The team is like a family that grows and contracts at times. The summer in Prince Edward County is beautiful and the working conditions are pretty amazing; we run what I think is the best pizza restaurant I've ever been to. We all take turns at different jobs various cellar jobs, talking to people at the tasting bar, serving, making pizzas, doing dishes, cleaning up, maintaining the vegetable garden, planting new vines, bottling, etc.... In the fall once harvest begins the life becomes a lot more intense as we have less days off & very long work days. The harvest is very fulfilling though as you are seeing the seasons work translate into the harvested fruit and seeing the fruit become a fermenting must and eventually a wine.
What kind of wines are you enjoying drinking at the moment?

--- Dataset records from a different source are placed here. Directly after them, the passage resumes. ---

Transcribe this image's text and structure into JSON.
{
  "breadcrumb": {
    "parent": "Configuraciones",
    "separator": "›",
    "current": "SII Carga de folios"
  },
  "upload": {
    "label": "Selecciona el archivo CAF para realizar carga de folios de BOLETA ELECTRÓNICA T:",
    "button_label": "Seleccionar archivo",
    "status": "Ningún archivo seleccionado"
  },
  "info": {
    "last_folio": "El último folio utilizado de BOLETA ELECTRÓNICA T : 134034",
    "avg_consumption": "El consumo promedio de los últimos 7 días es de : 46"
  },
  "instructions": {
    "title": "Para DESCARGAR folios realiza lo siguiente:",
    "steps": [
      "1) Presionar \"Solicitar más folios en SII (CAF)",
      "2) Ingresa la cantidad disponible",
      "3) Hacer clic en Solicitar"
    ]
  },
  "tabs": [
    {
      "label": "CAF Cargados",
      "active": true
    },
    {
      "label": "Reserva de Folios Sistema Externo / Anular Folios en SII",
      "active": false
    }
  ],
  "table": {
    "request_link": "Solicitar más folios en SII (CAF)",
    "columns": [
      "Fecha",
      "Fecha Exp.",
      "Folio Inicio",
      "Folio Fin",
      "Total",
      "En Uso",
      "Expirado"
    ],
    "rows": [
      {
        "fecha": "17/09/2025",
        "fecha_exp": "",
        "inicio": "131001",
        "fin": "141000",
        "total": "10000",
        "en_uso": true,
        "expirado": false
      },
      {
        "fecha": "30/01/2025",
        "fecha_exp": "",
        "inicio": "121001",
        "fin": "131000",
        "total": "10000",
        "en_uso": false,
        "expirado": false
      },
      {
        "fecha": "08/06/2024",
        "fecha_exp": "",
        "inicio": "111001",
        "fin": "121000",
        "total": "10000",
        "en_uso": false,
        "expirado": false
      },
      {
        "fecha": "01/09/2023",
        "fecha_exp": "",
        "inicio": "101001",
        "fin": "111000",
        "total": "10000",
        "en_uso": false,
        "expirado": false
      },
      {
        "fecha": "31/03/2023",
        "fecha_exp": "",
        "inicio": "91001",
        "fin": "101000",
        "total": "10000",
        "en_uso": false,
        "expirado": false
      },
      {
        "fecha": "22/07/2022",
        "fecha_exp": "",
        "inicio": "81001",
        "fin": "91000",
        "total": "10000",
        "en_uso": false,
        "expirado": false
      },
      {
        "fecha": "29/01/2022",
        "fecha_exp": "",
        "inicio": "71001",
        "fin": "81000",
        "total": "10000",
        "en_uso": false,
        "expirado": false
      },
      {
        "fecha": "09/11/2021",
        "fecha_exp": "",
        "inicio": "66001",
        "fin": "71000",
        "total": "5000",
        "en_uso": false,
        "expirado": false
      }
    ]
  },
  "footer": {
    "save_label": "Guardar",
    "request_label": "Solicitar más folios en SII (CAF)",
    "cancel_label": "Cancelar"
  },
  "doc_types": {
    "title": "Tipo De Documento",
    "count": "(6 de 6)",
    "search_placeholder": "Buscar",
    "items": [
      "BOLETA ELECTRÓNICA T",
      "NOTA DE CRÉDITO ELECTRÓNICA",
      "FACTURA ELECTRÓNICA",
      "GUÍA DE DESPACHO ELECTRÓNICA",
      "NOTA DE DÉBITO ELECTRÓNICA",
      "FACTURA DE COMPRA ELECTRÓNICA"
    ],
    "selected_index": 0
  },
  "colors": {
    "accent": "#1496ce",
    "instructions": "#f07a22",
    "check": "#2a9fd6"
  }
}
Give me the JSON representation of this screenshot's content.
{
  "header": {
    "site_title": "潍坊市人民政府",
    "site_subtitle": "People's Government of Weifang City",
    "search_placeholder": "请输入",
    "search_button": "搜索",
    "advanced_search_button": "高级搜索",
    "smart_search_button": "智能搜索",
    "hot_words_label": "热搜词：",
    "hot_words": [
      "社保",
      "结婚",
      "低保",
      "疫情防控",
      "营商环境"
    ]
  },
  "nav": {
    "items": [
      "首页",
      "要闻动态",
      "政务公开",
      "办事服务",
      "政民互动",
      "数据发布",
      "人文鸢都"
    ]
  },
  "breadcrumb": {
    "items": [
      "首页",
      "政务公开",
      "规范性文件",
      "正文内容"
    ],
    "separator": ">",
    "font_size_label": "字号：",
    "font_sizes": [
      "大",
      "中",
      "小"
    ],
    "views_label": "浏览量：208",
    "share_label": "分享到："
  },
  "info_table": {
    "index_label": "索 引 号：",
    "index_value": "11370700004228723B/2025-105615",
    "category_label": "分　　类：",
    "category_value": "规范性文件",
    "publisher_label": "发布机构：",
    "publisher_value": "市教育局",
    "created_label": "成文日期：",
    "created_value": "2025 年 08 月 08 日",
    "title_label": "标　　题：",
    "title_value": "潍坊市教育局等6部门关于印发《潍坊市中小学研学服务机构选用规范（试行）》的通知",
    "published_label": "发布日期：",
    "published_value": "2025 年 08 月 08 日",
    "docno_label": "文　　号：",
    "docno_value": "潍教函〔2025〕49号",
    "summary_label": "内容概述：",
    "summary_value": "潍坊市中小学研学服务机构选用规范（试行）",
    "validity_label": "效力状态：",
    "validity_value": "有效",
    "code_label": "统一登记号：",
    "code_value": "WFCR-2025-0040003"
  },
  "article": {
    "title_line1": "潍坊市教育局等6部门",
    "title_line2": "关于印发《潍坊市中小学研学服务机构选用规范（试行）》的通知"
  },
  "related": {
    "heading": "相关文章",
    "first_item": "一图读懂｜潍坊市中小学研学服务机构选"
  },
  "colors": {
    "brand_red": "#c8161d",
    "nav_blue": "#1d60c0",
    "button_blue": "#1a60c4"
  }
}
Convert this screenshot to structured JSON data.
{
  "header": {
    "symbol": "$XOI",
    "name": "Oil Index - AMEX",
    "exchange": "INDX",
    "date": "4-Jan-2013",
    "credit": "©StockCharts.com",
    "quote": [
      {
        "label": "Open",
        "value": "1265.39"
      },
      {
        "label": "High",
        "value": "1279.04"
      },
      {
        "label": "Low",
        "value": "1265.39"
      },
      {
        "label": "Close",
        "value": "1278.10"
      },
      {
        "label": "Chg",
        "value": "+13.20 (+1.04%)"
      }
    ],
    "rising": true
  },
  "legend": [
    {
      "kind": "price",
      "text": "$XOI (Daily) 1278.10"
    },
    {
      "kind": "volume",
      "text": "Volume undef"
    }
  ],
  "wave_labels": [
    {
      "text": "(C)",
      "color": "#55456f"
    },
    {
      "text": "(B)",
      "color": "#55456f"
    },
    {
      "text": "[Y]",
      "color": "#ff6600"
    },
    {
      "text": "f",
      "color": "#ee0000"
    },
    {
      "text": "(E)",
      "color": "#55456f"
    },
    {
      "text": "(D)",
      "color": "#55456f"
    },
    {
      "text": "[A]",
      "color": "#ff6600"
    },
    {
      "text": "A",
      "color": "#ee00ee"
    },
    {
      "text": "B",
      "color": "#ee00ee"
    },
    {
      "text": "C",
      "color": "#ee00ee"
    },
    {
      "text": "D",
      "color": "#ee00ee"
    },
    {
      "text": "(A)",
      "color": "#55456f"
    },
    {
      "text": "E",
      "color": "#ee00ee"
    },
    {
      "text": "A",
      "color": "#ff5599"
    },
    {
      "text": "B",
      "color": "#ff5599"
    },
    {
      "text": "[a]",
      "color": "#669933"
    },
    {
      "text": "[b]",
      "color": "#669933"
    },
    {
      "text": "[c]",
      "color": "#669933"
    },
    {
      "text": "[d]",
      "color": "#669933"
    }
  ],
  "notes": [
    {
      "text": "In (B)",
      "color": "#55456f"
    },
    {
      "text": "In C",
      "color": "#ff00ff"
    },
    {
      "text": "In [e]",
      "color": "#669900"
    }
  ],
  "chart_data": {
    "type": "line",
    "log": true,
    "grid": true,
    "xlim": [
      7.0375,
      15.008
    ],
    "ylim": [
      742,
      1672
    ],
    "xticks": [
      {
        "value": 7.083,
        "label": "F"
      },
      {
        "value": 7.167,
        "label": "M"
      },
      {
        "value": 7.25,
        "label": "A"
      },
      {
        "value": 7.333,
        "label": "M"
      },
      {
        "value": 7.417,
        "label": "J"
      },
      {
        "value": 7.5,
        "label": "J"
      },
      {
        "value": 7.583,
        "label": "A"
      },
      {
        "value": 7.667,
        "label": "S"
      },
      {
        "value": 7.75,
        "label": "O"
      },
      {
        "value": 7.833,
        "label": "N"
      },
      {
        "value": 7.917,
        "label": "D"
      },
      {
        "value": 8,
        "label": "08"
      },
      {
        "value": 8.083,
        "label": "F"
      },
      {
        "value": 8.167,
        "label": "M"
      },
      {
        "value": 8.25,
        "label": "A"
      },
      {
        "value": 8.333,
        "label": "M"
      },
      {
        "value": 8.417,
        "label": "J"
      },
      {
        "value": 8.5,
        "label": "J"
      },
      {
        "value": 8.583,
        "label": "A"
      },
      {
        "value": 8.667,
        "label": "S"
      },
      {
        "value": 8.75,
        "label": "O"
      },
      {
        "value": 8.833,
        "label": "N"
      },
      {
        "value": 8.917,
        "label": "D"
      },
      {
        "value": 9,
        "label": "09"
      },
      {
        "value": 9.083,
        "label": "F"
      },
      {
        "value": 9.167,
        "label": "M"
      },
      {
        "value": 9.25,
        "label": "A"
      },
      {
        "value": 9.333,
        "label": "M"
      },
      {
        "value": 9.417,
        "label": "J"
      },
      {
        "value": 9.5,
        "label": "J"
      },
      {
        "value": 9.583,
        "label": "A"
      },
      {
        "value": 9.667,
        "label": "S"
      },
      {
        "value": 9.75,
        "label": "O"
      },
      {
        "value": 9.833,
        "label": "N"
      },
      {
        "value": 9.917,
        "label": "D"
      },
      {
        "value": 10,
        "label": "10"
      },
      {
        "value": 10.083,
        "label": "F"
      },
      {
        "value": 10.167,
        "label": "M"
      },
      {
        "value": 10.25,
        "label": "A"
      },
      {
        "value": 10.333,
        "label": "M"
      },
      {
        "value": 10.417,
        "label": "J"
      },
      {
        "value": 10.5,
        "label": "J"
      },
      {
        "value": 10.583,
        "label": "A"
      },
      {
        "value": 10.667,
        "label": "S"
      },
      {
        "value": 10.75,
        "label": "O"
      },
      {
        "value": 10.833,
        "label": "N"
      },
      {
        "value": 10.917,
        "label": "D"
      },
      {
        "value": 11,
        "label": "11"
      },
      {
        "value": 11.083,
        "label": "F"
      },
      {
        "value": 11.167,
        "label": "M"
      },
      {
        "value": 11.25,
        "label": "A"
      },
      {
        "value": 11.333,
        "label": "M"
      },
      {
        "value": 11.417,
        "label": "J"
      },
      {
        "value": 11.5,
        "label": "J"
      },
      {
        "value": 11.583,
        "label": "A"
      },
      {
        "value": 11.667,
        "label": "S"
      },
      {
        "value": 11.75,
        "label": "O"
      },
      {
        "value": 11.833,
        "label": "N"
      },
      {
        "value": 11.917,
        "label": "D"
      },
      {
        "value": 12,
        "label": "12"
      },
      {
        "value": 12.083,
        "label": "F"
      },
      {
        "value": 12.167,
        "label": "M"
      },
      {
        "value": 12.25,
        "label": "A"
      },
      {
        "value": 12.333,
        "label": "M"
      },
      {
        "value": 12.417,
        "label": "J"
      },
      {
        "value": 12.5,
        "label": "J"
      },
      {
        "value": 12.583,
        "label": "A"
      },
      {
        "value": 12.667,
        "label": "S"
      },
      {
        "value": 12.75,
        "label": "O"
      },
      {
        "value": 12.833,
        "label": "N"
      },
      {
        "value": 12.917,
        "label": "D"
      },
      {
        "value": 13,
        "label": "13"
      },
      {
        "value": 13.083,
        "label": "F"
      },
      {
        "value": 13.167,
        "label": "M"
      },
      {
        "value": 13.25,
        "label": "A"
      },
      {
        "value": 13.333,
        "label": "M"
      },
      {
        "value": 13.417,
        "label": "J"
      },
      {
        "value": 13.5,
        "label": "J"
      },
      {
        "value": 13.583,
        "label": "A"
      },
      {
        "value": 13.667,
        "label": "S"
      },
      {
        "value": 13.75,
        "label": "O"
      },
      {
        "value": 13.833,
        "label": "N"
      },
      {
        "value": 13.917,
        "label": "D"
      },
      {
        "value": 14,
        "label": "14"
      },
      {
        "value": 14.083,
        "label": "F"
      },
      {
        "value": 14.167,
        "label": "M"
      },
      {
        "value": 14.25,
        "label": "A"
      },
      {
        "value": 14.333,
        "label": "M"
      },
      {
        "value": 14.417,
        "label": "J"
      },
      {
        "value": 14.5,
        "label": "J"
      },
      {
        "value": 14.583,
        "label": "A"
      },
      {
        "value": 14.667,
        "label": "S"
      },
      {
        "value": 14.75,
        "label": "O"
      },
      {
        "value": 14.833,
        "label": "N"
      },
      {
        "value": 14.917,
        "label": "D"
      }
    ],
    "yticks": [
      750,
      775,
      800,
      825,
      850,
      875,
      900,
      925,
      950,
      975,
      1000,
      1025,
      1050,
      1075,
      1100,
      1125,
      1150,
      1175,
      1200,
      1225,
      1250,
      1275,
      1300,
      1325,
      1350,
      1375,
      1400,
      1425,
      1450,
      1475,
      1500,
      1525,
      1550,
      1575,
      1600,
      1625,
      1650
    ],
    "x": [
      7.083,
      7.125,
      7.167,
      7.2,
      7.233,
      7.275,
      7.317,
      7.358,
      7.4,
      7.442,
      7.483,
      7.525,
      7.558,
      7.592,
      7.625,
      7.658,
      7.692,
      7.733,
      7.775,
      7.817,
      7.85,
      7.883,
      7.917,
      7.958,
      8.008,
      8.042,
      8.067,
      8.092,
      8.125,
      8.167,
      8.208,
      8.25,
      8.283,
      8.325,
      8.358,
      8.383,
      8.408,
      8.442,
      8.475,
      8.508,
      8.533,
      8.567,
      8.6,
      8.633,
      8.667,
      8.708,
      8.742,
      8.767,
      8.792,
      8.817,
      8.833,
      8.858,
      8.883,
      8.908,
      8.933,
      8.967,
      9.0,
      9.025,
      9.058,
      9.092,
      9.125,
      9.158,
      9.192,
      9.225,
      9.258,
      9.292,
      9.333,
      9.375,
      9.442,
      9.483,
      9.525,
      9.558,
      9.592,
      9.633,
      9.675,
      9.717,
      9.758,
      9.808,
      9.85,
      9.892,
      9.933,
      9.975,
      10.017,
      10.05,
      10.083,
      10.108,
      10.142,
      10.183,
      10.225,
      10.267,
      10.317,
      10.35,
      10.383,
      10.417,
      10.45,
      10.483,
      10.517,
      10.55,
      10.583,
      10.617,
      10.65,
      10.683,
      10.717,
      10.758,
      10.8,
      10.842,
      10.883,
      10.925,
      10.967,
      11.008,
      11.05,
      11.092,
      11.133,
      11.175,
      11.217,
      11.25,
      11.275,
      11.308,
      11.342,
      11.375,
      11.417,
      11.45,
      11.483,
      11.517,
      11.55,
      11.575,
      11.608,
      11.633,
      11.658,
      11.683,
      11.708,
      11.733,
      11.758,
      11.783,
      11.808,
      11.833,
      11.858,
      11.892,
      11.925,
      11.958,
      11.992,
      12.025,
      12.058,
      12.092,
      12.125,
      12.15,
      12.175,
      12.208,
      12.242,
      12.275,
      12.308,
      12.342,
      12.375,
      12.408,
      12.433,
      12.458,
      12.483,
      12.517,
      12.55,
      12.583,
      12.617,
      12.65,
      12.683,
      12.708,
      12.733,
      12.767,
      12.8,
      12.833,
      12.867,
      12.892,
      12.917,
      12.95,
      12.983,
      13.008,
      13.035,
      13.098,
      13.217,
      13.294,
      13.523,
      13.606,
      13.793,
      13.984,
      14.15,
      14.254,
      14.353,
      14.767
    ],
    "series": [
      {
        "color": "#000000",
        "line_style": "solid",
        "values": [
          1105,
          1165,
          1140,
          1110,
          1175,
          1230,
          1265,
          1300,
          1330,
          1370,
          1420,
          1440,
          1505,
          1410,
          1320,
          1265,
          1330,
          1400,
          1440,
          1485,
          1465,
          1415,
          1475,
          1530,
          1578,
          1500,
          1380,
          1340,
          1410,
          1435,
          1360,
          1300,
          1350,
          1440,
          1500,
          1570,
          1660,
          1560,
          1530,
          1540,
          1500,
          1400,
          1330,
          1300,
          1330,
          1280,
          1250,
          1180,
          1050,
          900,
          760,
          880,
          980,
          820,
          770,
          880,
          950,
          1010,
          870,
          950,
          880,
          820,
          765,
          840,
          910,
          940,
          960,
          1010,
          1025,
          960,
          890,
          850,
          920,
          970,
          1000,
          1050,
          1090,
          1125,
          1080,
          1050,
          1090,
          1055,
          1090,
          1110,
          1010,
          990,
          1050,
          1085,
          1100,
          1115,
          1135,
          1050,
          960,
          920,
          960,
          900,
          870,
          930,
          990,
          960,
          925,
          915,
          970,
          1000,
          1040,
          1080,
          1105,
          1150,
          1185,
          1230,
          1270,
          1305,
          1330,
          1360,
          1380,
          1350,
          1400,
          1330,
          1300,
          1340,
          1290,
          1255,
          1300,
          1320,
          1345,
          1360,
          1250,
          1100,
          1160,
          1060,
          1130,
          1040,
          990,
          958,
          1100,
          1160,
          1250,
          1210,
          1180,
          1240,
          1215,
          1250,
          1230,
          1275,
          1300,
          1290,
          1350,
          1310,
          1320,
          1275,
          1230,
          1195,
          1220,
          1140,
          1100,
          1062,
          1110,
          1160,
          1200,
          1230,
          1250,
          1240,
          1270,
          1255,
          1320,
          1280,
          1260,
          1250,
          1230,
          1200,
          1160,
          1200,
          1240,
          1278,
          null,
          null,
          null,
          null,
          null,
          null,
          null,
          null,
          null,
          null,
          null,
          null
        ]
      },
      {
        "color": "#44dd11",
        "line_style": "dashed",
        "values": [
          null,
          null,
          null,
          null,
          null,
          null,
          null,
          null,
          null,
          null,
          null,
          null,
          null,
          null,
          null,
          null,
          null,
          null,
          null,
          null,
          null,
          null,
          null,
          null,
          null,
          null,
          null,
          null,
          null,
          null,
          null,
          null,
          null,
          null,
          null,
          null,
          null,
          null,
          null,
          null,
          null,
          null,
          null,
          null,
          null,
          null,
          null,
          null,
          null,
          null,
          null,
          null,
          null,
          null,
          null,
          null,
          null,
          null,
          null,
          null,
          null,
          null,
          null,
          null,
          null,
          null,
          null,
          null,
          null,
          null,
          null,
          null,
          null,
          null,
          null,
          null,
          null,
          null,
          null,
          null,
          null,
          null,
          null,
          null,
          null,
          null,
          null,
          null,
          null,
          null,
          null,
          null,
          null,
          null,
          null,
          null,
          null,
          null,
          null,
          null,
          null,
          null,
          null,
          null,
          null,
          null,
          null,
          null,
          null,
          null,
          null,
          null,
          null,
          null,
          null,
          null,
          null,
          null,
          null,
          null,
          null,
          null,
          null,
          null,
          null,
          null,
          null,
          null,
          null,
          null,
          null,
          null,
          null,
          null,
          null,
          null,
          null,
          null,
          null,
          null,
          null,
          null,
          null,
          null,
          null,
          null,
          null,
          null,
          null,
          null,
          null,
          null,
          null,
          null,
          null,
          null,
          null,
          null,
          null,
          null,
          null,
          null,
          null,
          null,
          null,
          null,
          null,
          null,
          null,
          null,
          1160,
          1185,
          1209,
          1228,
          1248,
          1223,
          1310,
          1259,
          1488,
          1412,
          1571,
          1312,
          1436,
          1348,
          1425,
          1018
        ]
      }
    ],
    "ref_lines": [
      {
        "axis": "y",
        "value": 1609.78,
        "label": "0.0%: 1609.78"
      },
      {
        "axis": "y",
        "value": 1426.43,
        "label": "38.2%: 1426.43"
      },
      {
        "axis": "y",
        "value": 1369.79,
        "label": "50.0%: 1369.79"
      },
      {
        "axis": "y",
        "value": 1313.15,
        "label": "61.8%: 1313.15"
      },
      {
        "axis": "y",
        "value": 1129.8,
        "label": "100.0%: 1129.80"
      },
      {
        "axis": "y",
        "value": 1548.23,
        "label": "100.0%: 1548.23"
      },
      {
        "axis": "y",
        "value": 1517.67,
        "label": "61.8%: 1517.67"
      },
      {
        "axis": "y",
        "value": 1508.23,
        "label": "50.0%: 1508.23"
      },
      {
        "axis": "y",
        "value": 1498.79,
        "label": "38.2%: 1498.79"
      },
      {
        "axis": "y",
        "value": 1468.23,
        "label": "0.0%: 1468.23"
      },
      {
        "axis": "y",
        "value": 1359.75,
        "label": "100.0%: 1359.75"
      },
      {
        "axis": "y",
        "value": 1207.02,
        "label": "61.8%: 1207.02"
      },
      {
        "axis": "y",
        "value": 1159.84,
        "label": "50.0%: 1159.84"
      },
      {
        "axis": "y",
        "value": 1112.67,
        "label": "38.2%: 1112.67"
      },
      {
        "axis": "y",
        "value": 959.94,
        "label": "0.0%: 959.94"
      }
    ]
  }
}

Recently at the winery I've been into our Norman Hardie 2013 Riesling which is very dry and refreshing and the newly bottled Gamay/Pinot 2010 blend from The Grange of Prince Edward which is very playful. I'll always be drawn to drinking the mineral driven white wines from Chablis and fresh and juicy Gamays from Beaujolais! In general I look for wines with a lot of energy and freshness. I want to feel like it wouldn't be a chore to finish the whole bottle and I want to be able to grab a sense of place from the glass.
What are your top summer wine picks?
Domaine Tselepos, Mantinia 2013 $19.35
Domaine de la Cadette, Bourgogne Vézelay, La Châtelaine 2012 $25.40 or La Sœur Cadette Bourgogne 2012 $21.75
Domaine Thymiopolous, Naoussa, Jeunes Vignes 2012 $18.95
Vincent Carême, Vouvray Brut 2011 $25.05
François Chidaine, Vouvray Les Argiles 2012 $31.50
Marcel Lapierre, Raisins Gaulois, 2013 $20.30
Where do you love eating in Montreal at the moment?
Whenever I come back to Montreal I try to hit up Vin Papillon, Nora Gray, Liverpool House, Cafe Den, Gia Ba, and Lawrence. I have a bunch of others I wish I went to more often like Maison Publique, Hotel Herman, Au Pied du Cochon and Salmigondis. We are blessed with so many great restaurants in this city and people who really love to have a good time.
Since Kaizen closed, would you consider getting back into the Montreal restaurant game?
It's very possible, I'm not making any decisions at the moment but the situation would have to make sense on a few levels.
Does wine make you happy?
Wine itself doesn't necessarily make me happy but sharing it with people I love and care about does make me happy. I don't look for happiness in the wine, I look for it in the time I spend drinking it and talking about it with my loved ones and close friends.